When it doesn't: Three failure modes are documented in the paper:

  • Misalignment (Sonar, d=60): unlabeled geometry does not align with the boundary; ‖g₀‖ is large and correctly flags the diagnostic as unreliable.
  • Estimability (SPECTF, d=44, small N): rank-deficient supervised baseline; gains at very small N_lab do not persist as N_lab grows.
  • Prior mismatch (Shuttle, 84% class imbalance): fixed λ=1 degrades AUROC by −0.44; learned-λ partially recovers by shrinking λ toward zero.

Covariance options

All estimators accept covariance_type:

Value When to use
"full" (default) N ≫ d; unrestricted covariance
"diag" d > N or when features are approximately independent
"ledoit_wolf" d ≈ N; shrinkage toward scaled identity (recommended for real data)
model = SemiSupervisedGMM(lambda_=1.0, covariance_type="ledoit_wolf").fit(X, y)

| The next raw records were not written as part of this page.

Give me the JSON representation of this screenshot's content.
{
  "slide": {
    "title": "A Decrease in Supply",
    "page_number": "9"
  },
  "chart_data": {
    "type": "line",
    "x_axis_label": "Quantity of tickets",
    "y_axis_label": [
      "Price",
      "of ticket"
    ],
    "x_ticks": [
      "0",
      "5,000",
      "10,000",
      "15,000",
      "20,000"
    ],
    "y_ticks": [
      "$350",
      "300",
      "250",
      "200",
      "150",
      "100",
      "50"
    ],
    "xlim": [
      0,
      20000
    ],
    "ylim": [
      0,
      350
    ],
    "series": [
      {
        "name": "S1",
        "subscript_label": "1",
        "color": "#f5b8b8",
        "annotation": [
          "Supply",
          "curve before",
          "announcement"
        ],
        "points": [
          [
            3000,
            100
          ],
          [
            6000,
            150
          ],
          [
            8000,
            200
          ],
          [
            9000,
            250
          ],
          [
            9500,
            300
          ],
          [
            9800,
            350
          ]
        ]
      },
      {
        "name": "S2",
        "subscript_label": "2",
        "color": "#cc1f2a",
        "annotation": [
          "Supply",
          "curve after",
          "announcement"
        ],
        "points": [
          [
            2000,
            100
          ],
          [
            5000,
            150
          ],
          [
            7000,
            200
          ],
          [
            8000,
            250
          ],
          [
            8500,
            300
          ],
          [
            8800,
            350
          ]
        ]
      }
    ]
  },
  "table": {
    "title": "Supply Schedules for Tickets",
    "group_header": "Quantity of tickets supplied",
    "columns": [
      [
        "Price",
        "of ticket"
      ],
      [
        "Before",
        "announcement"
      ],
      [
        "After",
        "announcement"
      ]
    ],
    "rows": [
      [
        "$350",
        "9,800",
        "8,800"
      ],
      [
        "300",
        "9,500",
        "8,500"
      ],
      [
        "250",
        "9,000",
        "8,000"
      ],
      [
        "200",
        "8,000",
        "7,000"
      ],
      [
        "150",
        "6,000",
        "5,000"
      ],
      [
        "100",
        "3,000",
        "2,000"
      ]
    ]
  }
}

Convenience: split-data interface

All estimators expose fit_semi for callers who have labeled and unlabeled data in separate arrays:

model = SemiSupervisedGMM(lambda_=1.0).fit_semi(X_labeled, y_labeled, X_unlabeled)

Persistence

model.save("model.pkl")
loaded = SemiSupervisedGMM.load("model.pkl")

Algorithmic notes

Cholesky caching. Each E-step uses a single Cholesky factorisation per class per iteration (the reference performs two O(d³) factorisations: slogdet + solve). Approximately 1.5× E-step speedup.

Precomputed labeled scatter. X_pos^T X_pos and X_pos.sum(0) are computed once outside the EM loop. The centered scatter is recovered via:

(X − μ)ᵀ(X − μ) = XᵀX − outer(Σx, μ) − outer(μ, Σx) + N·outer(μ, μ)

Note: the simpler form XᵀX − N·outer(μ,μ) only holds when μ = x̄. In EM, μ_new includes unlabeled contributions, so the full identity is required.

Analytic Fisher for A(0). The production implementation uses the closed-form mean-block Fisher:

F_μ = Σ⁻¹ · S_sample · Σ⁻¹

Cost: O(N·d²) vs O(N·d⁴) for numerical Jacobians. At d=50 this is a ~5000× reduction and eliminates floating-point error that degrades diagnostic accuracy at high dimension.


Package structure

semi_supervised_gmm/
    _params.py        GMMParams dataclass
    _em.py            Pure NumPy EM loop, E/M-step, posterior
    _lambda.py        grid_search_lambda, gradient_lambda
    _diagnostics.py   alignment_A0, score_residual_g0 — analytic Fisher
    _data.py          encode_labels: y=-1 sentinel → (X_pos, X_neg, X_u)
    _base.py          BaseGMM: sklearn mixins, predict*, score, persistence
    _estimators.py    Four estimator classes
    exceptions.py     ConvergenceWarning, InsufficientLabeledDataError

Running tests

python -m pytest tests/ -q

61 tests: unit tests for EM numerics, data encoding, and diagnostics; integration tests for all four estimators including numerical agreement with the reference implementation, GridSearchCV compatibility, and save/load roundtrip.